Despertó arropada en finas mantas, con el cuerpo dolorido y la incómoda sensación de no saber dónde se encontraba. Abrió los ojos como platos y se enderezó a toda prisa sin caer en la cuenta de lo que había ocurrido. Miró en todas direcciones, comprobando la amplitud y opulencia de la habitación. Distinguió entre los objetos de oro, las cortinas de seda y tapiz aterciopelado de las paredes; un espejo de pie que reflejaba su imagen. Entonces bosquejó una sonrisa triunfante, llevó su mano hasta su cuello acariciándose la nuca, levantó el cabello y se ladeó observando su reflejo. Una vez más sonrió mordisqueándose los labios con deleite.

Aún no sabía dónde se hallaba, pero estaba a salvo. «Fuiste demasiado arriesgada, Agneth. De todas formas hay que admitir que la suerte no te abandona», pensó al tiempo que volvía a palparse el cuerpo cerciorándose de estar completa y sana. Estaba vestida con una camisola de lino fino, perfumada y limpia. Todo el lugar olía a humano, no tenía dudas de que había logrado su cometido sin problemas.

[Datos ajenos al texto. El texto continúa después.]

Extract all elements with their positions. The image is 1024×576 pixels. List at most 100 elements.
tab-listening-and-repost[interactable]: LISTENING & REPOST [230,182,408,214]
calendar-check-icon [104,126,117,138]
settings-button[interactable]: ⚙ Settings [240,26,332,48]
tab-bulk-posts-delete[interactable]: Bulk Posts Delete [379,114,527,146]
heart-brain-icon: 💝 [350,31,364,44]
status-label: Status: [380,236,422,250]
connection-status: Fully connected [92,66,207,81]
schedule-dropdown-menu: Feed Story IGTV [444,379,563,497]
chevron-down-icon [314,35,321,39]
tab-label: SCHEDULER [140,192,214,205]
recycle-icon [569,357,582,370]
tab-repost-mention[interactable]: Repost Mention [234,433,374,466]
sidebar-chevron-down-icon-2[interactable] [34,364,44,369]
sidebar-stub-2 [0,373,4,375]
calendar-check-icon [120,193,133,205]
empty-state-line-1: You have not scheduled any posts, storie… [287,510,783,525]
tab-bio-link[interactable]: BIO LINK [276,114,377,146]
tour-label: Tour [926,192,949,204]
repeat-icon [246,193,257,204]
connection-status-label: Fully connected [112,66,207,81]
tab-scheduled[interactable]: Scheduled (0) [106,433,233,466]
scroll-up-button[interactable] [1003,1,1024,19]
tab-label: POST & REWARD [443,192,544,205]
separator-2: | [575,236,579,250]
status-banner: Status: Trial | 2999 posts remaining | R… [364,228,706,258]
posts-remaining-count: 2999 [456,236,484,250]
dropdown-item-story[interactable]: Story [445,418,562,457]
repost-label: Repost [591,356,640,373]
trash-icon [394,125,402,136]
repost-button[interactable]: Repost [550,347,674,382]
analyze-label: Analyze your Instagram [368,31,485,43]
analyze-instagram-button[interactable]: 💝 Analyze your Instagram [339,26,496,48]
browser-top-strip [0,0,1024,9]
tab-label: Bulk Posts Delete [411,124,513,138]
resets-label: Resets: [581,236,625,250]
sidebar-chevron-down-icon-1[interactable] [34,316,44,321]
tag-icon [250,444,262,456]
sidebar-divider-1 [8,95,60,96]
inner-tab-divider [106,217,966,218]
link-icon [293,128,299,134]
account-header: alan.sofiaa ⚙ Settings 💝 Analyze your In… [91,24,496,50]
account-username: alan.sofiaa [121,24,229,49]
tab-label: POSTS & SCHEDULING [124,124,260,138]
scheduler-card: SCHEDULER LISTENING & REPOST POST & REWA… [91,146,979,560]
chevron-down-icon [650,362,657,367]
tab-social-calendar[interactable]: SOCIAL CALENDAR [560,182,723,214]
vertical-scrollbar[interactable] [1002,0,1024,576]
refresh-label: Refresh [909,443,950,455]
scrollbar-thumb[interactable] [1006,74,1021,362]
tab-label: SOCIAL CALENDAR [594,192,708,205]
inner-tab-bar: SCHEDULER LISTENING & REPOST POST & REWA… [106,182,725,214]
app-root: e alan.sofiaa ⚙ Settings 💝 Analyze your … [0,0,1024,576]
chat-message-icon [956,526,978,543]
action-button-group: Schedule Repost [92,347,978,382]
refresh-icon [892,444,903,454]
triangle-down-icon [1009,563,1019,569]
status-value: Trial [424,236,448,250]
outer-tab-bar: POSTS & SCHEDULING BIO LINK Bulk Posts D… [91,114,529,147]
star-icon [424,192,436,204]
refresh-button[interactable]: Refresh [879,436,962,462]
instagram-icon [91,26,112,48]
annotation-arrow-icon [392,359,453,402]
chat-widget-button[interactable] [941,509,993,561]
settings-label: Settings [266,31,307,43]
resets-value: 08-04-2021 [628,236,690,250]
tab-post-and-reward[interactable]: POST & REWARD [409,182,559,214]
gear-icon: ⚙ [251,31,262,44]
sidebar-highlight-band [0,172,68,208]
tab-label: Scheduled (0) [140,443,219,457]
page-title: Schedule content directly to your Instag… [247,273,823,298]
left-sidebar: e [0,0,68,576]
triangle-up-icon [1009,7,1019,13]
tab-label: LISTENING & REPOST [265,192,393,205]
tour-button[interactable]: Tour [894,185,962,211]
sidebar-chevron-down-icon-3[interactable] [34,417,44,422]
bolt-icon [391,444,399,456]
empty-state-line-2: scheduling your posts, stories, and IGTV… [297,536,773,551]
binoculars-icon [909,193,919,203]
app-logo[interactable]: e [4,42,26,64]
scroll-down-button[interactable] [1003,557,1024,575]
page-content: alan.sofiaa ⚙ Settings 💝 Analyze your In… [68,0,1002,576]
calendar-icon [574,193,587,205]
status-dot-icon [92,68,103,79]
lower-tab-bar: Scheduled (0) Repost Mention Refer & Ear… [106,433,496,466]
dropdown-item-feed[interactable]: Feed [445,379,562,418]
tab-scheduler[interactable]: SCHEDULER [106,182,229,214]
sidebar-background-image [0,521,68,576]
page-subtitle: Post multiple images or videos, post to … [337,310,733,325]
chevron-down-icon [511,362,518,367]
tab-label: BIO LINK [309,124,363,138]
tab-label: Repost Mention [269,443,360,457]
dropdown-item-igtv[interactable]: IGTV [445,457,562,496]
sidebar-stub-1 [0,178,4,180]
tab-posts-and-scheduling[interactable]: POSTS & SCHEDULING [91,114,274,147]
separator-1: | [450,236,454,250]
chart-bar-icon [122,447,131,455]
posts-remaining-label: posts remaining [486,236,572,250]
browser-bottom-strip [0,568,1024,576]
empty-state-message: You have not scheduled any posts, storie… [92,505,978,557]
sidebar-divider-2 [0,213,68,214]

Se oyeron pasos acercarse y la puerta se abrió de improviso, se dejó caer sobre el colchón y entrecerró los ojos con la intención de espiar al recién llegado antes de mostrarse despierta y comenzar con su juego. No estaba nerviosa, mas al ver la silueta de quien había ingresado al cuarto, su pulso se disparó a causa de la enrome impresión y tuvo que abrir los ojos para dar crédito a lo que veía. «!Lidias!, ¿Pero qué..», pronto se percató de su confusión y volvió a serenarse con un sonoro suspiro de alivio, sonido que no pasó inadvertido para la chica que ingresaba con una jarra de agua fresca y un vaso sobre una bandeja.

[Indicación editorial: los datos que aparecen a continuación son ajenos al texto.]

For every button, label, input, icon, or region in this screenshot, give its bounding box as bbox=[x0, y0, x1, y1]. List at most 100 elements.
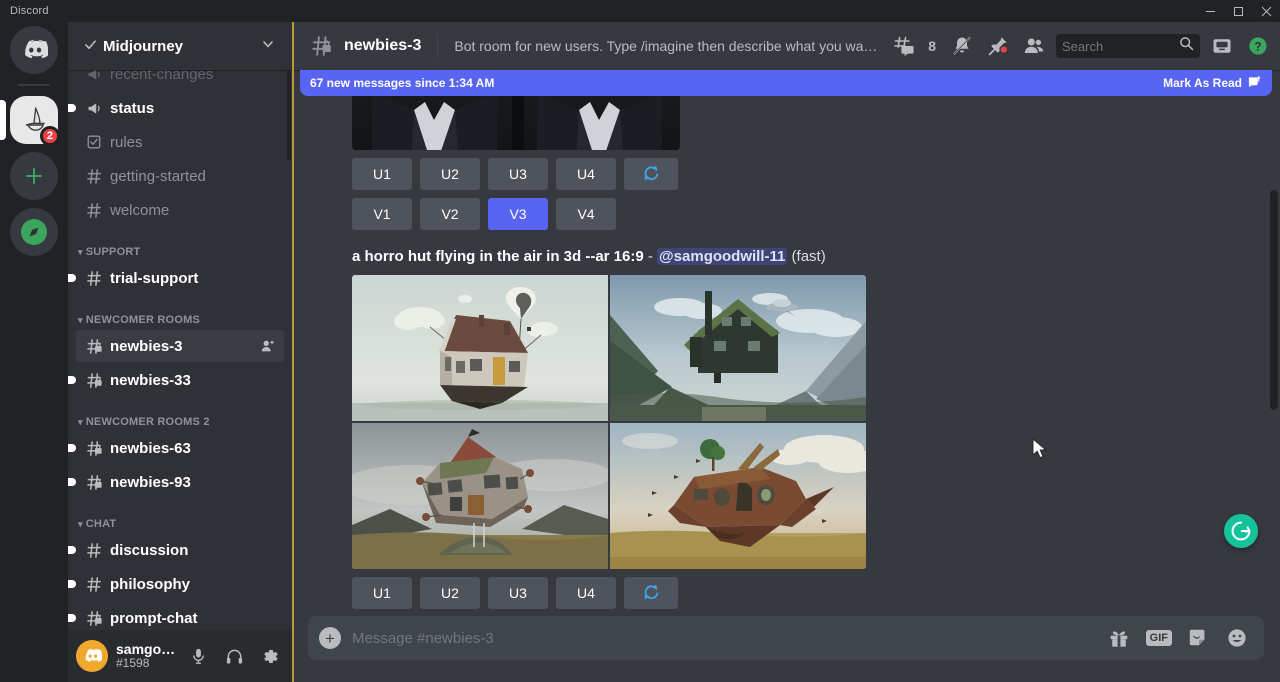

—¡Dama Lidias, si ha despertado! —anunció con una voz dulce y de color muy diferente al de la reina. Se reafirmaba el alivio de Agneth, mirándola acostada y con cierta estupefacción—. ¿Se siente usted bien?

Escudriñó con la mirada a la recién llegada, en busca de un atisbo que pudiera darle alguna idea de quien era aquella muchacha. Por supuesto no iba a responderle sin antes tantear el terreno en que pisaba, cualquier error podría costarle muy caro. Aquel parecido tan singular de aquella joven con Lidias, le había dejado tan perpleja que no supo de buenas a primeras cómo reaccionar.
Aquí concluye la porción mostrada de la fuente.